Second, the argument against FGM’s leadership proves too much. Nandlall argues that because Amanza Walton-Desir — a lawyer herself — is not appearing as counsel in the matter, she is using Ms. Fisher as a shield. This may or may not be true. But it has no legal relevance. Citizens are not required to be wealthy, professionally credentialed, or politically prominent to access the courts. If the AG believes there is improper conduct in how the litigation was organized or funded, there are professional and legal mechanisms to raise that concern. Denouncing the plaintiff on television is not among them.
Third, and most importantly: the CCJ exists for a reason. Guyana acceded to the CCJ’s appellate jurisdiction precisely because it was recognized that lower courts, however competent, are not the final word on constitutional questions. Two lower courts ruling against a party does not make the appeal an abuse of process. It makes it an appeal. The submissions before the CCJ raise questions about jurisdictional characterisation, the substance of the right to vote, and the structural impact of ROPA on hinterland communities — questions that warrant the Court’s considered attention, whatever the ultimate answer.

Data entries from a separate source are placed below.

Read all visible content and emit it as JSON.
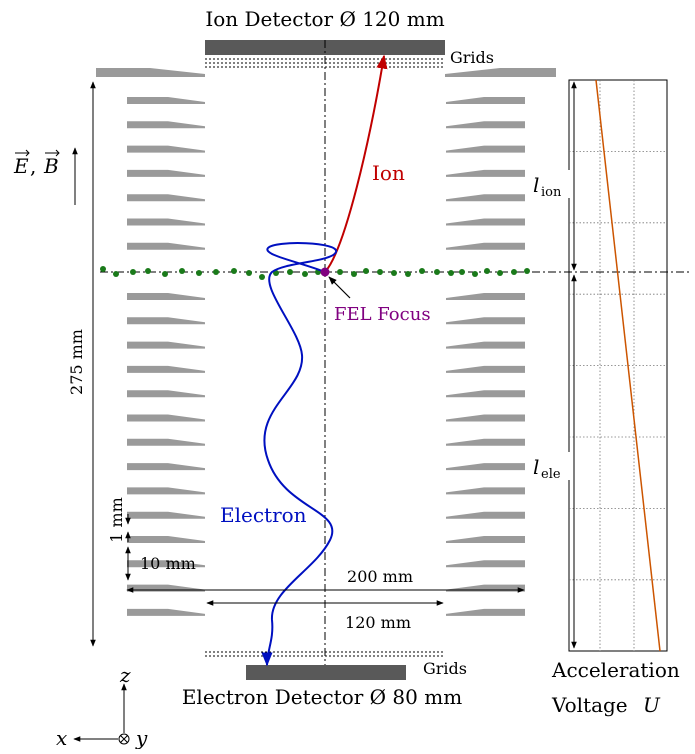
{
  "labels": {
    "ion_detector": "Ion Detector Ø 120 mm",
    "electron_detector": "Electron Detector Ø 80 mm",
    "grids_top": "Grids",
    "grids_bottom": "Grids",
    "ion": "Ion",
    "electron": "Electron",
    "fel_focus": "FEL Focus",
    "field_E": "E",
    "field_B": "B",
    "field_sep": ",",
    "length_275": "275 mm",
    "dim_1mm": "1 mm",
    "dim_10mm": "10 mm",
    "dim_200mm": "200 mm",
    "dim_120mm": "120 mm",
    "l_ion_base": "l",
    "l_ion_sub": "ion",
    "l_ele_base": "l",
    "l_ele_sub": "ele",
    "accel_line1": "Acceleration",
    "accel_line2": "Voltage",
    "accel_var": "U",
    "axis_z": "z",
    "axis_x": "x",
    "axis_y": "y"
  },
  "colors": {
    "ion_trajectory": "#c00000",
    "electron_trajectory": "#0010c0",
    "fel_focus": "#800080",
    "green_dots": "#1a7a1a",
    "voltage_line": "#cc5500",
    "electrode": "#9a9a9a",
    "detector": "#595959"
  },
  "diagram": {
    "electrode_rows_upper": 7,
    "electrode_rows_lower": 14
  }
}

When the nation’s chief law officer publicly names a private citizen, describes her legal filing as an abuse of process, and warns that costs will be pursued, the message to every Guyanese contemplating a constitutional challenge is unmistakable: the State will come for you.
What we are witnessing is a familiar pattern in Guyanese political culture: the State defeating its opponent in court, then using the moral authority of that victory to delegitimize not just the case, but the right to have brought it. That pattern is corrosive. It teaches ordinary Guyanese — schoolteachers in Paramakatoi, market vendors in Bourda, cane cutters in Berbice — that the courts are a theater of power, not a forum of right.
The constitutional question at the heart of this case is not small: whether a citizen in Region 8 has the same effective right to vote as a citizen in Region 4. That question deserves an answer. If the answer is yes — if ROPA as written and applied is constitutionally sound — then let the CCJ say so, and let the matter rest. But the answer should come from the court, not from a ministerial broadcast designed to make the price of asking the question too high to pay.
The courthouse door must remain open. The cost of closing it — even by intimidation — is higher than any legal bill.
The constitutional question at the heart of this case is not small: whether a citizen in Region 8 has the same effective right to vote as a citizen in Region 4. That question deserves an answer.